Sunday, April 02, 2006

Gordon Chin "Double Concerto"

Michael Stern and the KC Symphony continue to introduce new works to not only Kansas City but the musical world at large. From the opening concert's "The Enlightened" by Zhou Long, to "Purple Rhapsody" by Tower and then "Extremity of Sky" by Melinda Wagner, Stern and the Symphony have given us the opportunity to hear what some of the best contemporary composers have to offer. I have heard some grumbling from patrons about "all the scratchy modern crap" but these pretenders (they go to be seen and not to hear the music) would be happy only if the fare were nothing but Mozart or maybe Haydn.

But the real jewel of this series of new works so far is the Double Concerto by Gordon Chin. Chin is sadly unknown and unrecorded here in the US but the KC Symphony is about to change all that. This powerful, moving and colorful work was receiving only its second performance since its creation in 2002 and its premiere in February 2006. The news that the Symphony is to record the work (along with Chin's "Formosa Seasons") on the wonderful Naxos label is testimony to the excellence of the work and the new found stature and confidence of the orchestra.

The work consists of four lengthy and evocative movements, titled 1) Drifting Shadow, 2) A Flowering Sacrifice 3) Expectation and 4) Yearning: A Sweet Torture. The musical drama is created by an often competitive and occasionally co-operative dialogue between the soloists. In the performance, the cello (the part virtually owned by soloist Felix Fan) faced forward and the violin (equaled by Cho-Liang Lin, Chin wrote the piece for them)faced the cello. This arrangement visually aided the work's concept of the soloists in conflict and dialogue. The cello looked forward, ignoring the violin and the violin, never giving up in the attempt to make its point.

"Drifting Shadow" is a masterpiece of musical dialogue. In a simple ABA scheme, the soloists were of two minds and only rarely met in agreement. The orchestra commented sometimes with Mahlerian grandeur and sometimes spiky dissonance. The soaring violin melodies were especially Romantic in nature.

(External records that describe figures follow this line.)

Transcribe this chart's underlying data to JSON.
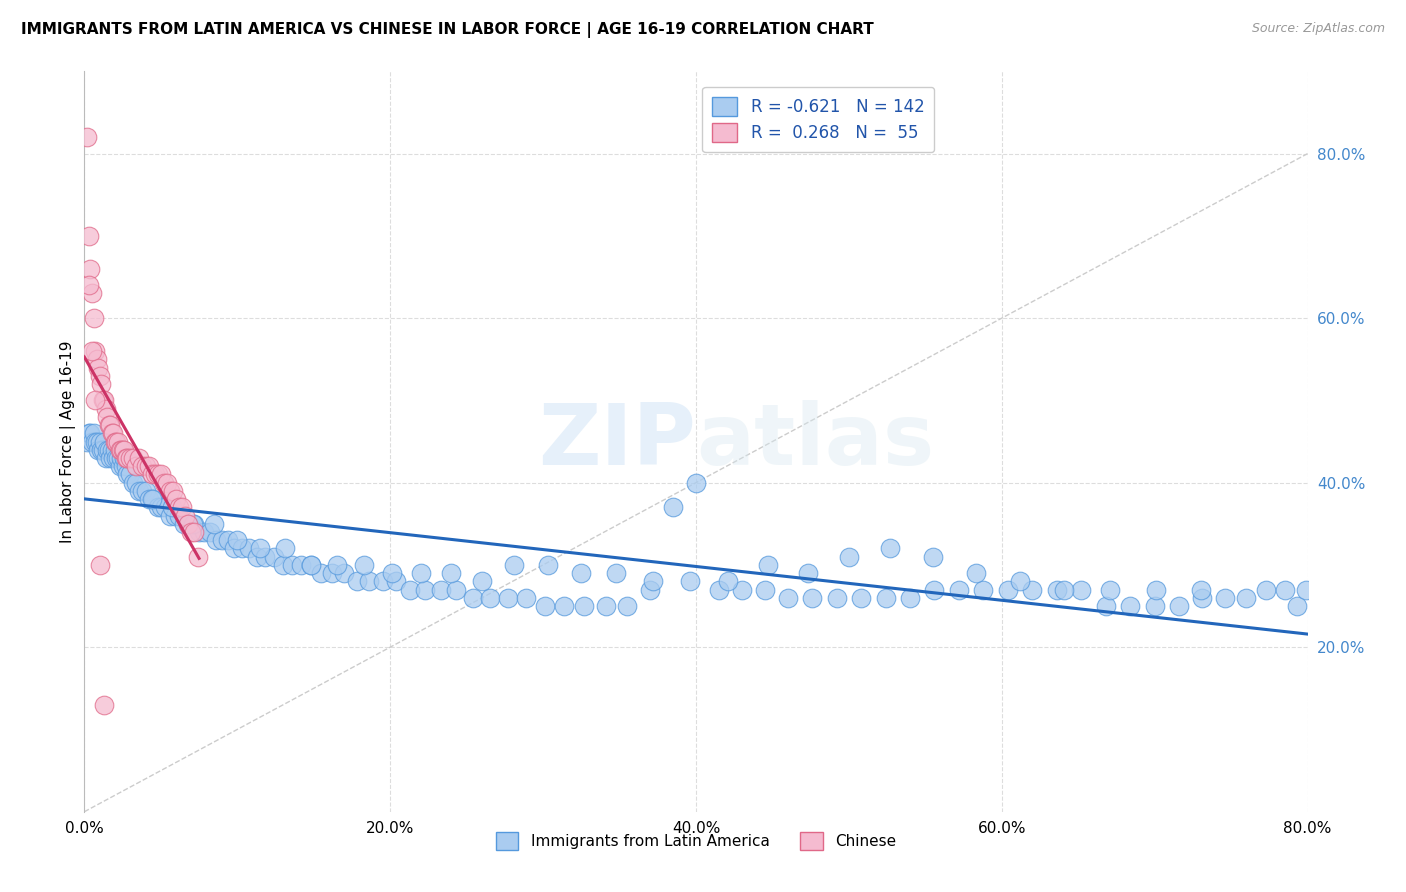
{
  "title": "IMMIGRANTS FROM LATIN AMERICA VS CHINESE IN LABOR FORCE | AGE 16-19 CORRELATION CHART",
  "source": "Source: ZipAtlas.com",
  "ylabel": "In Labor Force | Age 16-19",
  "watermark": "ZIPatlas",
  "xlim": [
    0.0,
    0.8
  ],
  "ylim": [
    0.0,
    0.9
  ],
  "xtickvals": [
    0.0,
    0.2,
    0.4,
    0.6,
    0.8
  ],
  "ytickvals_right": [
    0.2,
    0.4,
    0.6,
    0.8
  ],
  "legend_latin_R": "-0.621",
  "legend_latin_N": "142",
  "legend_chinese_R": "0.268",
  "legend_chinese_N": "55",
  "latin_color": "#aaccf0",
  "latin_edge_color": "#5599dd",
  "chinese_color": "#f5bbd0",
  "chinese_edge_color": "#e06888",
  "latin_trendline_color": "#2266bb",
  "chinese_trendline_color": "#cc3366",
  "diagonal_color": "#cccccc",
  "grid_color": "#dddddd",
  "right_axis_color": "#4488cc",
  "latin_x": [
    0.002,
    0.003,
    0.004,
    0.005,
    0.006,
    0.007,
    0.008,
    0.009,
    0.01,
    0.011,
    0.012,
    0.013,
    0.014,
    0.015,
    0.016,
    0.017,
    0.018,
    0.019,
    0.02,
    0.021,
    0.022,
    0.023,
    0.024,
    0.025,
    0.026,
    0.027,
    0.028,
    0.03,
    0.032,
    0.034,
    0.036,
    0.038,
    0.04,
    0.042,
    0.045,
    0.048,
    0.05,
    0.053,
    0.056,
    0.059,
    0.062,
    0.065,
    0.068,
    0.072,
    0.075,
    0.078,
    0.082,
    0.086,
    0.09,
    0.094,
    0.098,
    0.103,
    0.108,
    0.113,
    0.118,
    0.124,
    0.13,
    0.136,
    0.142,
    0.148,
    0.155,
    0.162,
    0.17,
    0.178,
    0.186,
    0.195,
    0.204,
    0.213,
    0.223,
    0.233,
    0.243,
    0.254,
    0.265,
    0.277,
    0.289,
    0.301,
    0.314,
    0.327,
    0.341,
    0.355,
    0.37,
    0.385,
    0.4,
    0.415,
    0.43,
    0.445,
    0.46,
    0.476,
    0.492,
    0.508,
    0.524,
    0.54,
    0.556,
    0.572,
    0.588,
    0.604,
    0.62,
    0.636,
    0.652,
    0.668,
    0.684,
    0.7,
    0.716,
    0.731,
    0.746,
    0.76,
    0.773,
    0.785,
    0.793,
    0.799,
    0.044,
    0.057,
    0.071,
    0.085,
    0.1,
    0.115,
    0.131,
    0.148,
    0.165,
    0.183,
    0.201,
    0.22,
    0.24,
    0.26,
    0.281,
    0.303,
    0.325,
    0.348,
    0.372,
    0.396,
    0.421,
    0.447,
    0.473,
    0.5,
    0.527,
    0.555,
    0.583,
    0.612,
    0.641,
    0.671,
    0.701,
    0.73
  ],
  "latin_y": [
    0.45,
    0.46,
    0.46,
    0.45,
    0.46,
    0.45,
    0.45,
    0.44,
    0.45,
    0.44,
    0.44,
    0.45,
    0.43,
    0.44,
    0.44,
    0.43,
    0.44,
    0.43,
    0.44,
    0.43,
    0.43,
    0.42,
    0.43,
    0.42,
    0.43,
    0.42,
    0.41,
    0.41,
    0.4,
    0.4,
    0.39,
    0.39,
    0.39,
    0.38,
    0.38,
    0.37,
    0.37,
    0.37,
    0.36,
    0.36,
    0.36,
    0.35,
    0.35,
    0.35,
    0.34,
    0.34,
    0.34,
    0.33,
    0.33,
    0.33,
    0.32,
    0.32,
    0.32,
    0.31,
    0.31,
    0.31,
    0.3,
    0.3,
    0.3,
    0.3,
    0.29,
    0.29,
    0.29,
    0.28,
    0.28,
    0.28,
    0.28,
    0.27,
    0.27,
    0.27,
    0.27,
    0.26,
    0.26,
    0.26,
    0.26,
    0.25,
    0.25,
    0.25,
    0.25,
    0.25,
    0.27,
    0.37,
    0.4,
    0.27,
    0.27,
    0.27,
    0.26,
    0.26,
    0.26,
    0.26,
    0.26,
    0.26,
    0.27,
    0.27,
    0.27,
    0.27,
    0.27,
    0.27,
    0.27,
    0.25,
    0.25,
    0.25,
    0.25,
    0.26,
    0.26,
    0.26,
    0.27,
    0.27,
    0.25,
    0.27,
    0.38,
    0.37,
    0.35,
    0.35,
    0.33,
    0.32,
    0.32,
    0.3,
    0.3,
    0.3,
    0.29,
    0.29,
    0.29,
    0.28,
    0.3,
    0.3,
    0.29,
    0.29,
    0.28,
    0.28,
    0.28,
    0.3,
    0.29,
    0.31,
    0.32,
    0.31,
    0.29,
    0.28,
    0.27,
    0.27,
    0.27,
    0.27
  ],
  "chinese_x": [
    0.002,
    0.003,
    0.004,
    0.005,
    0.006,
    0.007,
    0.008,
    0.009,
    0.01,
    0.011,
    0.012,
    0.013,
    0.014,
    0.015,
    0.016,
    0.017,
    0.018,
    0.019,
    0.02,
    0.021,
    0.022,
    0.023,
    0.024,
    0.025,
    0.026,
    0.027,
    0.028,
    0.03,
    0.032,
    0.034,
    0.036,
    0.038,
    0.04,
    0.042,
    0.044,
    0.046,
    0.048,
    0.05,
    0.052,
    0.054,
    0.056,
    0.058,
    0.06,
    0.062,
    0.064,
    0.066,
    0.068,
    0.07,
    0.072,
    0.074,
    0.003,
    0.005,
    0.007,
    0.01,
    0.013
  ],
  "chinese_y": [
    0.82,
    0.7,
    0.66,
    0.63,
    0.6,
    0.56,
    0.55,
    0.54,
    0.53,
    0.52,
    0.5,
    0.5,
    0.49,
    0.48,
    0.47,
    0.47,
    0.46,
    0.46,
    0.45,
    0.45,
    0.45,
    0.44,
    0.44,
    0.44,
    0.44,
    0.43,
    0.43,
    0.43,
    0.43,
    0.42,
    0.43,
    0.42,
    0.42,
    0.42,
    0.41,
    0.41,
    0.41,
    0.41,
    0.4,
    0.4,
    0.39,
    0.39,
    0.38,
    0.37,
    0.37,
    0.36,
    0.35,
    0.34,
    0.34,
    0.31,
    0.64,
    0.56,
    0.5,
    0.3,
    0.13
  ]
}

I was expecting "Flowering Sacrifice" with its scoring for "water bucket, and sheets of colored paper to be torn slowly" to be light on substance and long on gimmick. WRONG! This evocative nocturne was the highlight, although it was a bit long and repetitive. The paper was not a gimmick but added to the soft oriental tinged fabric. The paper torn to pieces, were then scattered by the percussionists, visually evoking the scattering of the flower petals. Too bad this can not be recreated in the recording as it adds greatly to the enjoyment of the piece. As appropriate to one mourning a death (or as Chin's description .."until the day we ourselves are united with the flowers at the altar")the soloists play one of the work's few unison passages in this movement.

"In Expectation" is joyful rondo with the tension somewhat alleviated. The finale returns to the conflict with pounding percussion contrasting and interrupting lyrical passages(a la Nielsen)from the soloists and rich Mahlerian and even Ravellian sounds from the orchestra. A sheer delight.

Chin is a composer that I hope to encounter again. He was present at the performance and genuinely appreciated the warm response to the piece. I would love to hear his symphonies and other works if they are as well crafted and communicative as the Double Concerto.

The concert included the Shostakovich 10th reviewed here on 4/1 and a thrilling "Leonore # 3" by Beethoven. The off stage trumpet calls in the overture were perfect in tone and presence. Absolute perfection!